Şehirle tanıştıktan sonra, yerelleşiyorum hiç vakit kaybetmeden, tik ağaçlarını ve ahşap oyma sanatının ustalarını aramak için düşüyorum bu kez motorumla yola. Ayrıcalıklarla yaratılmış, detay harikası, hayranlığımın hat safhada olduğu hayvanlar olan Kaplanlara dokunmak için sabırsızlanıyorum. Tiger Kingdom’ı aramaya başlıyorum sonra. Buluyorum…
6 kaplan ve ben tek başımızayız
Bengal Kaplanlarının şanı Tayland’ta almış başını gitmiş. ‘We love Tigers’ sloganıyla ün yapmış kaplan yetiştirme merkezi, kapılarını kaplan sever herkese açmış. Bildiğimizin aksine agresif davranışla uzaktan yakından alakası olmayan kaplanlarla, yakın temas kurmak için öncelikle ‘ölürsem sorumlusu kaplan değil, benim’ içerikli bir sözleşme imzalamak durumundasınız. Sözleşmeden hemen sonra ister yavru kaplanlarla ister kocaman kaplanlarla vakit geçirebilirsiniz. Benim oldum olası doğanın gücüne olan tutkunluğum meşhurdur. Bu güç karşısında donup kalmayı, yaşadığımı hissetmeyi ve bu mucizevi döngüye olan hayranlığımı hatırlamayı çok severim.
İşte bir kaplanla karşılaşmak hatta 6 kaplanın yasadığı bir alana girmek ve içlerinden birinin beni seçmesini beklemek O anlardan biriydi benim için. O güç, tartışmasız püsküren bir yanardağı izlemek, muhteşem bir fırtınaya şahit olmak, çok yükseklerdeki gürültülü ve devasa çığları duymak ile aynı anlama sahipti. Hiç bir fark yoktu bir kaplanın gözlerimin içine bakmasıyla, 20 gün sonra içine iple ineceğim 500 metrelik dünyanın en derin mağarasının bende yaratacağı heyecan arasında.
Sadece O anlarda emin olduğum tek bir şey var; dünya bize egolarımızın söylediği gibi, sadece bizler için dönmüyor ve ne yazık ki zekamızın bizi en güçlü canlı yaptığına olan inancımız koca bir saçmalık. Bir kaplanla yüz yüze geldiğinizde gücün ne demek olduğunu hemen anlıyorsunuz. Bugüne kadar bildiğiniz güç kavramının hiçte öyle olmadığını anlatıyor O bakış size.

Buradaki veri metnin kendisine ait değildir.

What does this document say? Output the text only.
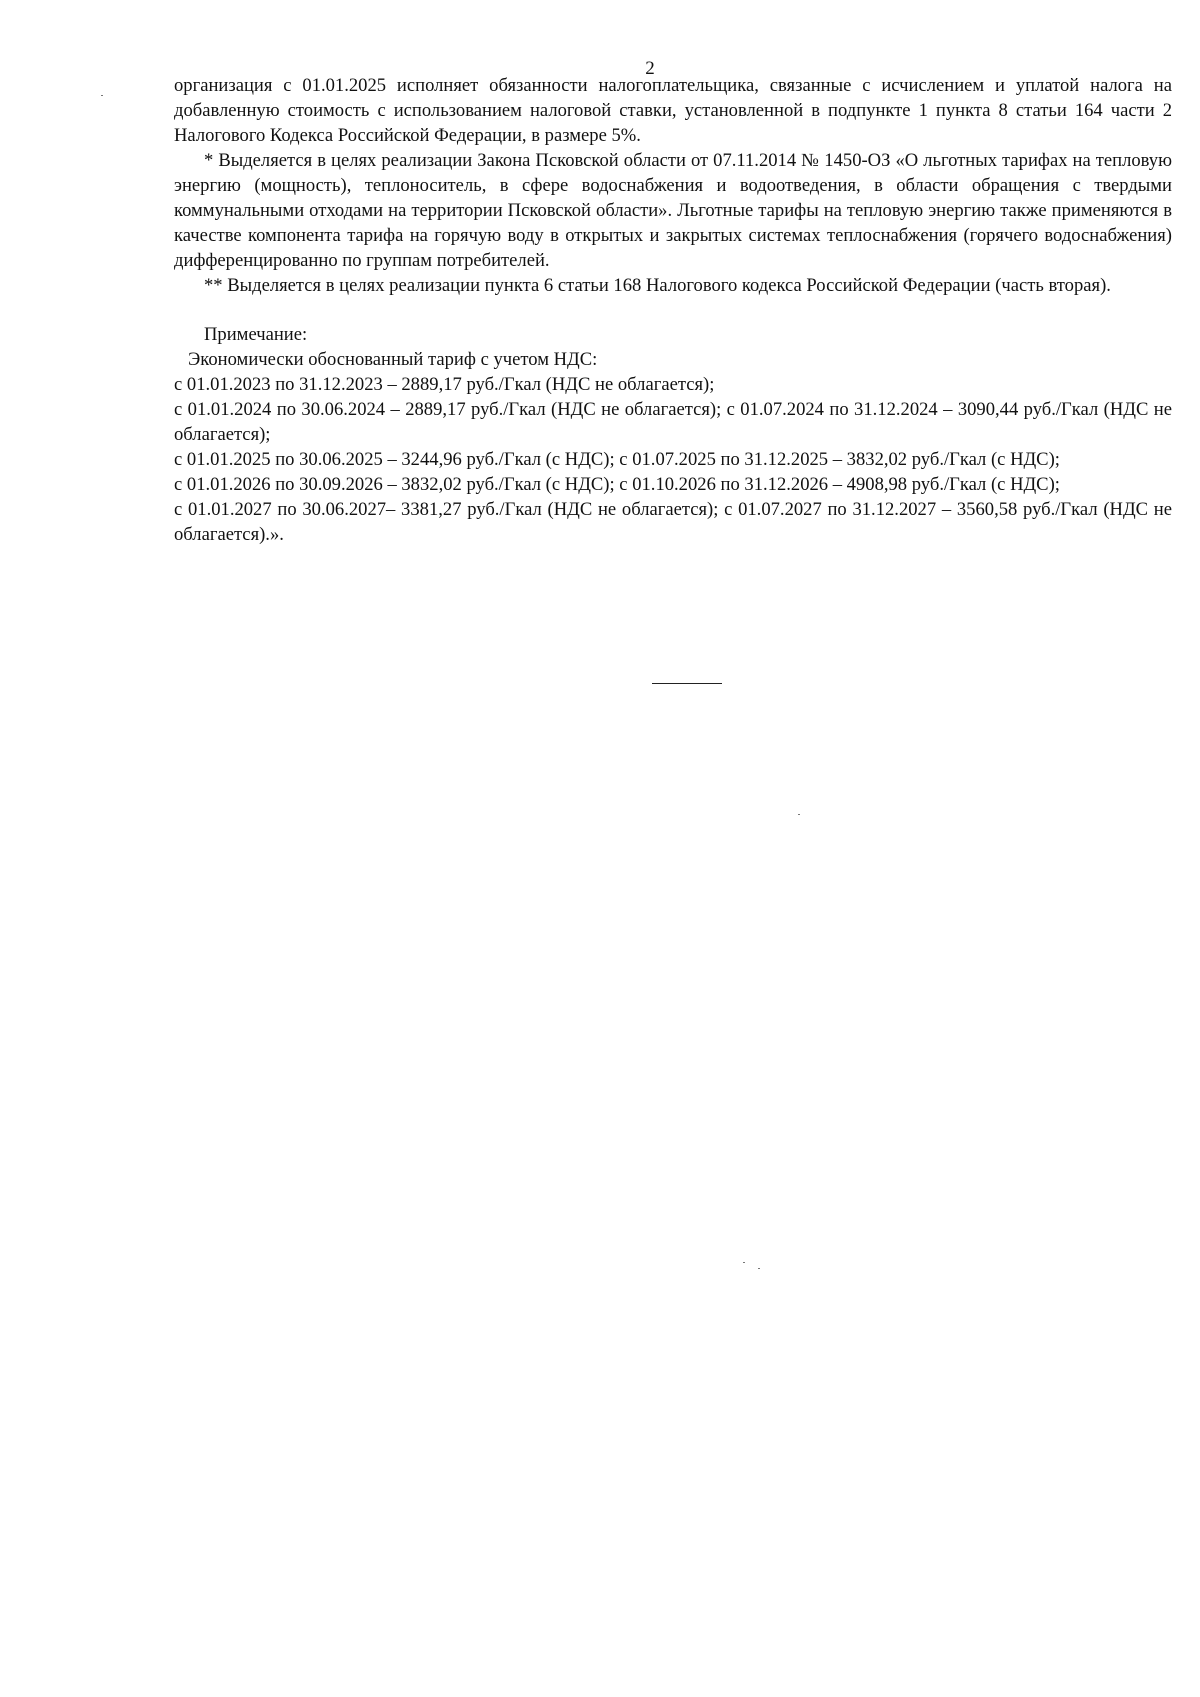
2

организация с 01.01.2025 исполняет обязанности налогоплательщика, связанные с исчислением и уплатой налога на добавленную стоимость с использованием налоговой ставки, установленной в подпункте 1 пункта 8 статьи 164 части 2 Налогового Кодекса Российской Федерации, в размере 5%.

* Выделяется в целях реализации Закона Псковской области от 07.11.2014 № 1450-ОЗ «О льготных тарифах на тепловую энергию (мощность), теплоноситель, в сфере водоснабжения и водоотведения, в области обращения с твердыми коммунальными отходами на территории Псковской области». Льготные тарифы на тепловую энергию также применяются в качестве компонента тарифа на горячую воду в открытых и закрытых системах теплоснабжения (горячего водоснабжения) дифференцированно по группам потребителей.

** Выделяется в целях реализации пункта 6 статьи 168 Налогового кодекса Российской Федерации (часть вторая).

Примечание:

Экономически обоснованный тариф с учетом НДС:

с 01.01.2023 по 31.12.2023 – 2889,17 руб./Гкал (НДС не облагается);

с 01.01.2024 по 30.06.2024 – 2889,17 руб./Гкал (НДС не облагается); с 01.07.2024 по 31.12.2024 – 3090,44 руб./Гкал (НДС не облагается);

с 01.01.2025 по 30.06.2025 – 3244,96 руб./Гкал (с НДС); с 01.07.2025 по 31.12.2025 – 3832,02 руб./Гкал (с НДС);

с 01.01.2026 по 30.09.2026 – 3832,02 руб./Гкал (с НДС); с 01.10.2026 по 31.12.2026 – 4908,98 руб./Гкал (с НДС);

с 01.01.2027 по 30.06.2027– 3381,27 руб./Гкал (НДС не облагается); с 01.07.2027 по 31.12.2027 – 3560,58 руб./Гкал (НДС не облагается).».
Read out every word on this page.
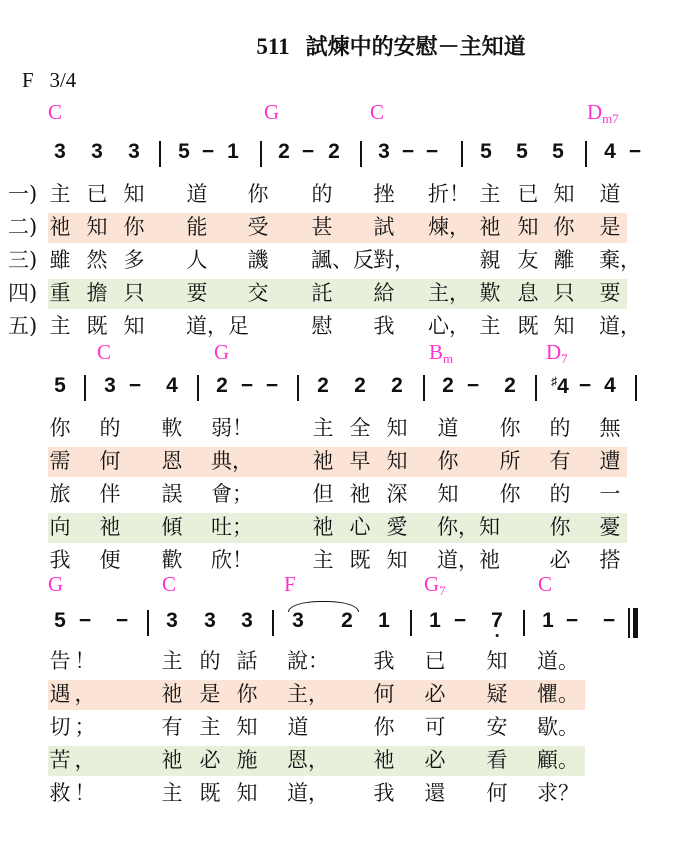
511 試煉中的安慰－主知道
F 3/4
C	G	C	$D_{m7}$
3 3 3 5 − 1 2 − 2 3 − − 5 5 5 4 −
一) 主 已 知 道 你 的 挫 折！ 主 已 知 道
二) 祂 知 你 能 受 甚 試 煉， 祂 知 你 是
三) 雖 然 多 人 譏 諷、反 對，	親 友 離 棄，
四) 重 擔 只 要 交 託 給 主， 歎 息 只 要
五) 主 既 知 道，足	慰 我 心， 主 既 知 道，
C	G	$B_m$	$D_7$
5 3 − 4 2 − − 2 2 2 2 − 2	♯4 − 4
你 的 軟 弱！	主 全 知 道 你 的 無
需 何 恩 典，	祂 早 知 你 所 有 遭
旅 伴 誤 會；	但 祂 深 知 你 的 一
向 祂 傾 吐；	祂 心 愛 你，知 你 憂
我 便 歡 欣！	主 既 知 道，祂 必 搭
G	C	F	$G_7$	C
5 − − 3 3 3 3 2 1 1 − 7 1 − −
告 ！	主 的 話 說： 我 已 知 道。
遇 ，	祂 是 你 主， 何 必 疑 懼。
切 ；	有 主 知 道	你 可 安 歇。
苦 ，	祂 必 施 恩， 祂 必 看 顧。
救 ！	主 既 知 道， 我 還 何 求？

Kendimizi beğenmiş canlılarız
O güce hayran kalıyorum gerçekten de gözlerimin içine bakıyor kaplan istese beni bir solukta siler tarihten ve her şeyi anlıyorum ‘biz kendimizi beğenmiş canlılarız’. Ve üstesinden gelmemiz gereken büyük bir sorunumuz var ‘Egolarımız’. Kendimizi en güçlü sanıyoruz. Ama çok yanılıyoruz.

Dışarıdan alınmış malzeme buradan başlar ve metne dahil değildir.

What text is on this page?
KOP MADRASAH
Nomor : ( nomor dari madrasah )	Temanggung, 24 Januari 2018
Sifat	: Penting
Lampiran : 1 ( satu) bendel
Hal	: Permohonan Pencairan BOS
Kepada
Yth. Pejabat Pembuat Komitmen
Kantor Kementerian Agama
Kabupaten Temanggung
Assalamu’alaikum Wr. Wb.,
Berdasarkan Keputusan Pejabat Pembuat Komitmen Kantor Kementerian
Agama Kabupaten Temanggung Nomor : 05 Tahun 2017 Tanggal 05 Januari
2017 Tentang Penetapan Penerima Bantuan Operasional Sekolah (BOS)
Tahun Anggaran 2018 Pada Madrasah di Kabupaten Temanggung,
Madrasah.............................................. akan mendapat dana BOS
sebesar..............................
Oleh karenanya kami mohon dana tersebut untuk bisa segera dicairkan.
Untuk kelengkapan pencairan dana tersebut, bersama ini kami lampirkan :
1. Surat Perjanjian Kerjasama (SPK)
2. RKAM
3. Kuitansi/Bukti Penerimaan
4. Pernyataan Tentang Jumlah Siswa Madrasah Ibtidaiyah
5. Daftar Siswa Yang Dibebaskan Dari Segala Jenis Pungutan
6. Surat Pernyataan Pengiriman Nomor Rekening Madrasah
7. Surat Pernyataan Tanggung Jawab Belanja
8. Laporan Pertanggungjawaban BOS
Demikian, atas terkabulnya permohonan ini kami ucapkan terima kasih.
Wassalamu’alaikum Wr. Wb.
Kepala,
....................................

Yıllar önce bir kartpostalda karşıma çıkan Long neck Karen kabilesiyle tanışacak kadar yerelleşiyorum artık ve doğaya vuruyorum kendimi. Yağmur ormanları, safari, rafting, fillerle aşk derken kendimi kartpostalın içinde kabilenin en yaşlı kadınının yanında otururken buluyorum ve öğreniyorum ki hayalini farkında bile olmadan kurduğumuz her şey bizi arıyor, uygun koşulları yaratıyor ve karşımıza çıkıyor biz bunun hayalini bile kurduğumuzu unutmuş durumun içinde zevkten dört köşe oluyoruz. Oysa bu tam olarak bizim istediğimiz şey oluyor aslında sadece unutmak eylemi, bizim farkındalığımızı yok ediyor. Ancak hatırlamak da bir o kadar kolay, eski bir arkadaş, bir fotoğraf, atılmış bir kartpostal bir mektup nerede olmak istediğinin canlı kanlı kanıtı oluyor. Tüylerin ürperiyor hayatın sana olan saygısına ve tekrar hayal kurmaya başlıyorsun unutmak ve bir gün karşına çıkınca hatırlamak üzere.
Ben 16 yaşımdayım ve bir doğum günü tebrik kartı olarak Arzu’ya Long neck kabilesi kartı yollayıp, buraları görmeliyiz yok olmadan yazıyorum. Ben 26 yaşımda bu seyahat dönüşü fotoğrafları yayınladığımda, Arzu bana kartı gösteriyor. Tamamen unutmuşum. Aslında hiç unutmamışım…
Kelebek çiftlikleri, orkide bahçeleri, Lumphun’da dağda sanat, Doi Suthep, Siam Krallığı, Chang birası ve daha sayamadığım onlarca anım… Chiang Mai benim için harikalar diyarıdır.